Integrasi ini memungkinkan lembaga keuangan melakukan penilaian kredit secara lebih objektif terhadap peternak yang sebelumnya sulit dijangkau sistem perbankan.
"Melalui data yang dihasilkan oleh sistem ERP ini, pemeringkat kredit alternatif dapat membangun profil kredit peternak dengan lebih objektif, akurat, dan inklusif."
"Bersama Penyelenggara Agregasi Jasa Keuangan, sistem ini menjadi jembatan yang menghubungkan peternak rakyat dengan ekosistem jasa keuangan formal secara lebih menyeluruh dan sesuai kebutuhan," jelasnya.

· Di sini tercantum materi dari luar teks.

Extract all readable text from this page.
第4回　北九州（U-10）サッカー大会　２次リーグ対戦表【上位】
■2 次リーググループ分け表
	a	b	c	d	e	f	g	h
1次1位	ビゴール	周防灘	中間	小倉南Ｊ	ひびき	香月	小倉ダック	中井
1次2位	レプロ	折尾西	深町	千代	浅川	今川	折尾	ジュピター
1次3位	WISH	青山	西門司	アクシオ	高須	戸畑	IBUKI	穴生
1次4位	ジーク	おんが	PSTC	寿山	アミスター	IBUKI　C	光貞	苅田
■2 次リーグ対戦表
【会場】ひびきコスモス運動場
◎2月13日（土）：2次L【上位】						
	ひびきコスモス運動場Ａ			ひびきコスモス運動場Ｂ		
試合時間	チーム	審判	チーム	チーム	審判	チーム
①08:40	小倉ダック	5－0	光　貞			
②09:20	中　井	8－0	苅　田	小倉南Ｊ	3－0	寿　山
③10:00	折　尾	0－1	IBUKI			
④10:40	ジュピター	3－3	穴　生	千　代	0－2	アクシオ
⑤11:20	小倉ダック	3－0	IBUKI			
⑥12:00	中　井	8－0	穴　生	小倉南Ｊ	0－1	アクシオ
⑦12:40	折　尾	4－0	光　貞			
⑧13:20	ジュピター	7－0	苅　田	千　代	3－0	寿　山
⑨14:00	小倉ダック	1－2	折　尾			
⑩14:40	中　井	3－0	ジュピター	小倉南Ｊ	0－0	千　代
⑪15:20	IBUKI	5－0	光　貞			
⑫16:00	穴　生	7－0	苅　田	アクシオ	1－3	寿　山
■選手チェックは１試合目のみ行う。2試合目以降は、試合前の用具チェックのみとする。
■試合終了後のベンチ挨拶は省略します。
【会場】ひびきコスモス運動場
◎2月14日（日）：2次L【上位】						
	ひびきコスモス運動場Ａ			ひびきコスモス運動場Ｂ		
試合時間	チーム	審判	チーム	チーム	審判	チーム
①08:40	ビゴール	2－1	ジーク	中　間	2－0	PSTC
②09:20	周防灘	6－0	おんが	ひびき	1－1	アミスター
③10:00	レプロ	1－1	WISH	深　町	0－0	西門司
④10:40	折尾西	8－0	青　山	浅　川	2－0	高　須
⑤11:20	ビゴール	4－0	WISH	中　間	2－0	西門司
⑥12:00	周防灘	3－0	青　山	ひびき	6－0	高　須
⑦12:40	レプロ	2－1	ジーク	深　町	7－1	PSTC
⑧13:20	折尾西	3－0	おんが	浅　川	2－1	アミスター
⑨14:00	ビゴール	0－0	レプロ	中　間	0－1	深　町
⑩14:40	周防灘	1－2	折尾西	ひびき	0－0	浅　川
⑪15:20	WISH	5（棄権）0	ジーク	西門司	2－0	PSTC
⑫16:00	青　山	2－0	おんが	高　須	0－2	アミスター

Direktur ILO untuk Indonesia dan Timor-Leste, Simrin Singh, menilai digitalisasi memiliki peran penting dalam meningkatkan daya tahan usaha sekaligus memperluas kesempatan ekonomi bagi masyarakat.
Menurut Simrin, transformasi digital bukan hanya soal teknologi, melainkan juga upaya menciptakan pertumbuhan ekonomi yang lebih inklusif.
"Digitalisasi dapat meningkatkan produktivitas, memperluas akses terhadap pembiayaan, memperkuat ketahanan usaha, dan menciptakan peluang kerja yang lebih baik," katanya.
Baca juga: 32 Dapur MBG Kabupaten Malang Disuspend, Zulham Minta Usut Dugaan Keterlibatan Pejabat dan Politisi
Dukungan juga datang dari Pemerintah Swiss. Duta Besar Swiss untuk Indonesia, Timor-Leste, dan ASEAN, HE Olivier Zehnder yang mengatakan penguatan usaha lokal menjadi fondasi penting bagi pembangunan ekonomi berkelanjutan.
Ia menilai akses terhadap teknologi, informasi, dan layanan keuangan akan membuat peternak lebih percaya diri untuk berinvestasi dan meningkatkan produktivitas usaha mereka.
Sementara itu, Sekretaris Daerah Provinsi Jawa Timur, Adhy Karyono, menegaskan sektor sapi perah memiliki posisi strategis dalam mendukung ketahanan pangan nasional sekaligus menggerakkan ekonomi pedesaan.
Peluncuran ERP ini menurutnya menandai keberhasilan implementasi sistem pada tiga koperasi sapi perah prioritas di Jawa Timur, yakni KAN Jabung Kabupaten Malang, KPSP Setia Kawan Pasuruan, dan KPUD Tani Wilis Tulungagung.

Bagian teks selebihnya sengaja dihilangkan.